In 1836 Talabot's Forges et Laminoirs d'Anzin was founded to make rails for use by the proposed Northern Railroad.
Talabot was the engineer in chief of the Paris-Dijon railway.

==Politician==

Talabot was elected deputy for Limoges, Haute-Vienne, on 23 January 1836, replacing Pierre-Alpinien Bourdeau, who had resigned.
He was reelected on 4 November 1837, 2 March 1839, 9 July 1842 and 1 August 1846.
He sat in the center left, among the supports of Adolphe Thiers.
In 1842, during the debates over the railway laws, he organized a lobby of deputies from the Center and the Midi.
In 1846 the Association pour la défense du Travail national was formed to promote protectionist policies.
The council included Antoine Odier (President), Auguste Mimerel (Vice-President), Joseph Périer (Treasurer) and Louis-Martin Lebeuf (Secretary).
Members included Henri Barbet, Léon Talabot, Eugène Schneider and Jules Hochet.
The Association, and Talabot personally, was opposed to the reform of the customs system advocated by Laurent Cunin-Gridaine.
Talabot's political career ended with the French Revolution of 1848.

==Later career==

In 1849 Talabot merged the Forges et Laminoirs d'Anzin with the nearby Serret, Lelièvre, Dumont et Cie company of Denain to form the Société des hauts-fourneaux et des forges de Denain et Anzin, the largest metallurgical company in the Nord Department.
Talabot managed Denain-Anzin after the merger.
In 1850 the French iron masters created an Assemblée Générale des Maîtres de Forges de France, under the presidency of Léon Talabot.
At the end of the year it took the name of Comité des Maîtres de Forges. In 1855 Talabot assumed the title of president of the Comité des Forges.
In 1860 the Inspector-General of Mines, Combes, wrote to the Minister of Commerce that Talabot's Comité des Forges would use whatever threats or arguments they felt likely to be effective in maintaining the price of iron.
In 1860 Talabot also became president of a new Association for the Defense of National Labor, which was opposed to lowering of tariffs.

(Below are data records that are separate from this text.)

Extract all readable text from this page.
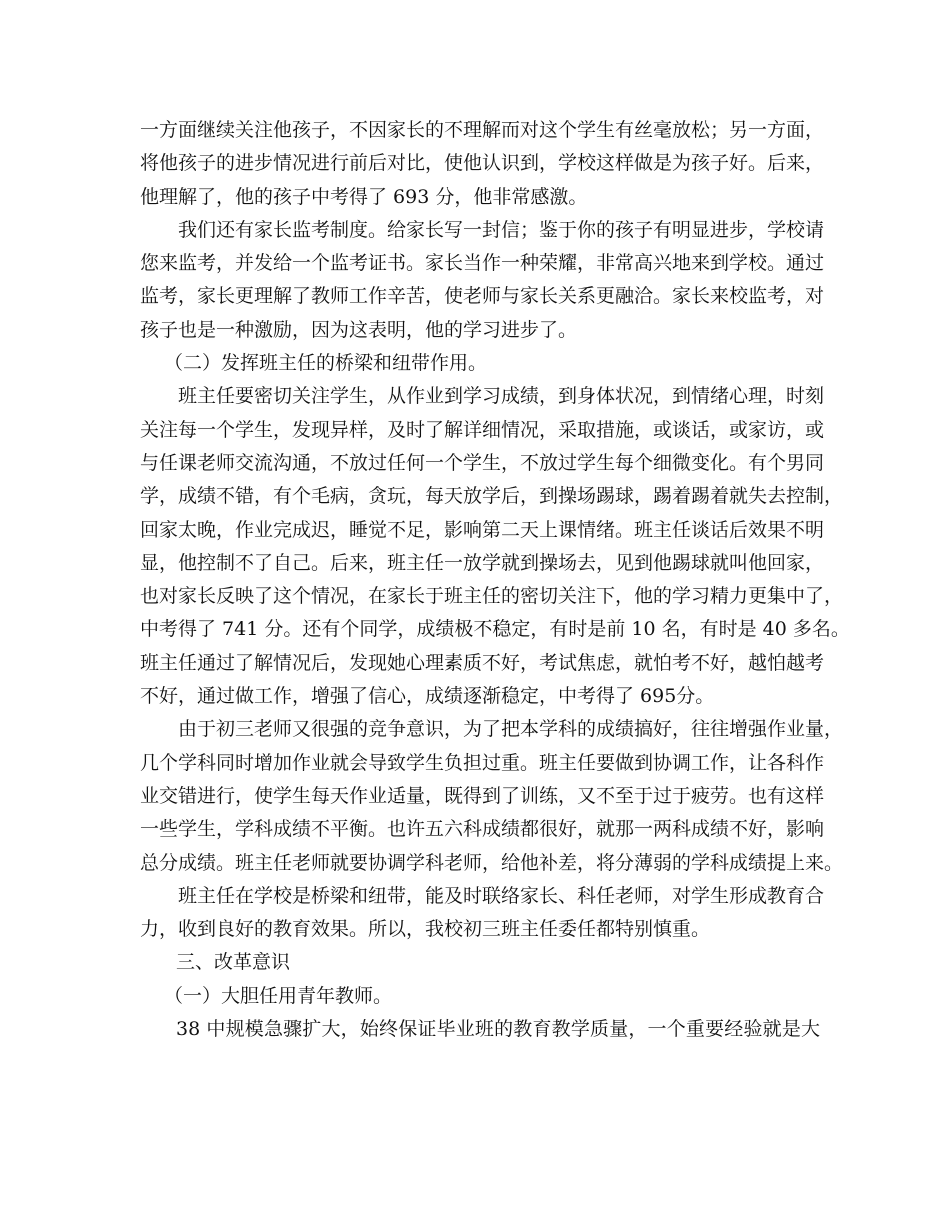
一方面继续关注他孩子，不因家长的不理解而对这个学生有丝毫放松；另一方面，
将他孩子的进步情况进行前后对比，使他认识到，学校这样做是为孩子好。后来，
他理解了，他的孩子中考得了 693 分，他非常感激。
我们还有家长监考制度。给家长写一封信；鉴于你的孩子有明显进步，学校请
您来监考，并发给一个监考证书。家长当作一种荣耀，非常高兴地来到学校。通过
监考，家长更理解了教师工作辛苦，使老师与家长关系更融洽。家长来校监考，对
孩子也是一种激励，因为这表明，他的学习进步了。
（二）发挥班主任的桥梁和纽带作用。
班主任要密切关注学生，从作业到学习成绩，到身体状况，到情绪心理，时刻
关注每一个学生，发现异样，及时了解详细情况，采取措施，或谈话，或家访，或
与任课老师交流沟通，不放过任何一个学生，不放过学生每个细微变化。有个男同
学，成绩不错，有个毛病，贪玩，每天放学后，到操场踢球，踢着踢着就失去控制，
回家太晚，作业完成迟，睡觉不足，影响第二天上课情绪。班主任谈话后效果不明
显，他控制不了自己。后来，班主任一放学就到操场去，见到他踢球就叫他回家，
也对家长反映了这个情况，在家长于班主任的密切关注下，他的学习精力更集中了，
中考得了 741 分。还有个同学，成绩极不稳定，有时是前 10 名，有时是 40 多名。
班主任通过了解情况后，发现她心理素质不好，考试焦虑，就怕考不好，越怕越考
不好，通过做工作，增强了信心，成绩逐渐稳定，中考得了 695分。
由于初三老师又很强的竞争意识，为了把本学科的成绩搞好，往往增强作业量，
几个学科同时增加作业就会导致学生负担过重。班主任要做到协调工作，让各科作
业交错进行，使学生每天作业适量，既得到了训练，又不至于过于疲劳。也有这样
一些学生，学科成绩不平衡。也许五六科成绩都很好，就那一两科成绩不好，影响
总分成绩。班主任老师就要协调学科老师，给他补差，将分薄弱的学科成绩提上来。
班主任在学校是桥梁和纽带，能及时联络家长、科任老师，对学生形成教育合
力，收到良好的教育效果。所以，我校初三班主任委任都特别慎重。
三、改革意识
（一）大胆任用青年教师。
38 中规模急骤扩大，始终保证毕业班的教育教学质量，一个重要经验就是大
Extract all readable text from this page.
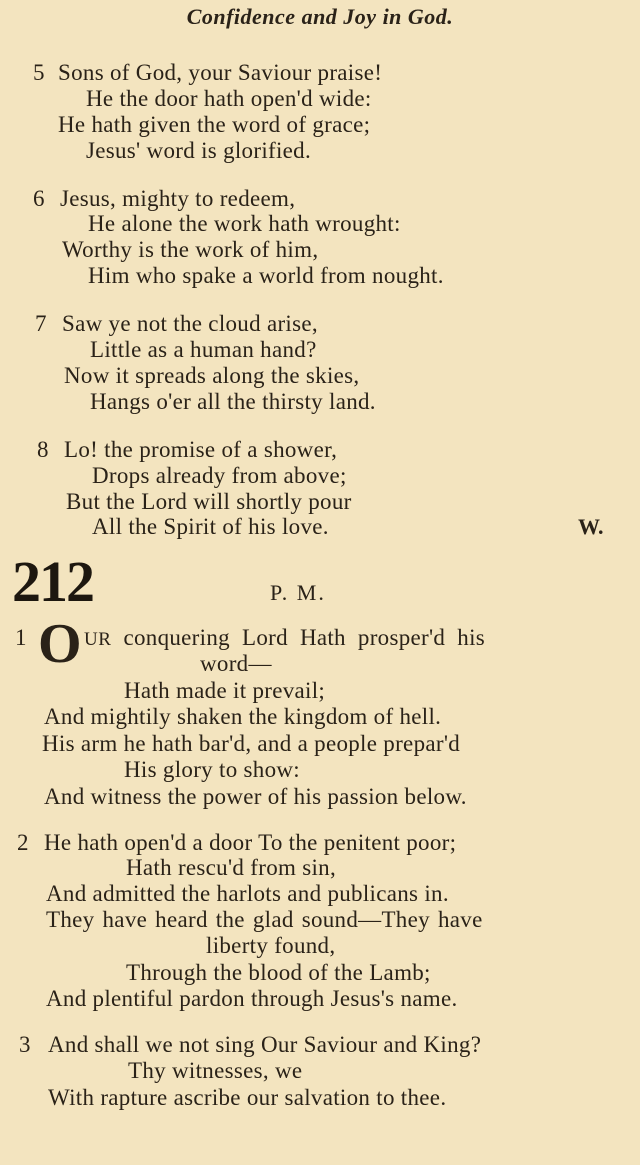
Confidence and Joy in God.
5 Sons of God, your Saviour praise!
He the door hath open'd wide:
He hath given the word of grace;
Jesus' word is glorified.
6 Jesus, mighty to redeem,
He alone the work hath wrought:
Worthy is the work of him,
Him who spake a world from nought.
7 Saw ye not the cloud arise,
Little as a human hand?
Now it spreads along the skies,
Hangs o'er all the thirsty land.
8 Lo! the promise of a shower,
Drops already from above;
But the Lord will shortly pour
All the Spirit of his love.	W.
212	P. M.
1 O UR conquering Lord Hath prosper'd his
word—
Hath made it prevail;
And mightily shaken the kingdom of hell.
His arm he hath bar'd, and a people prepar'd
His glory to show:
And witness the power of his passion below.
2 He hath open'd a door To the penitent poor;
Hath rescu'd from sin,
And admitted the harlots and publicans in.
They have heard the glad sound—They have
liberty found,
Through the blood of the Lamb;
And plentiful pardon through Jesus's name.
3 And shall we not sing Our Saviour and King?
Thy witnesses, we
With rapture ascribe our salvation to thee.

Talabot was made a knight of the Legion of Honour.
He died on 23 September 1863 in Soisy-sous-Montmorency, Val-d'Oise.
Baron Robert de Nervo married Léon Talabot's daughter Lucie-Agathe (1844–73) on 31 October 1867.
The Nervo family would make Denain-Anzin the fifth-largest steel producer in France by 1913.

==Publications==

- Talabot, Léon (1860). "Le Régime douanier en 1860. Fers."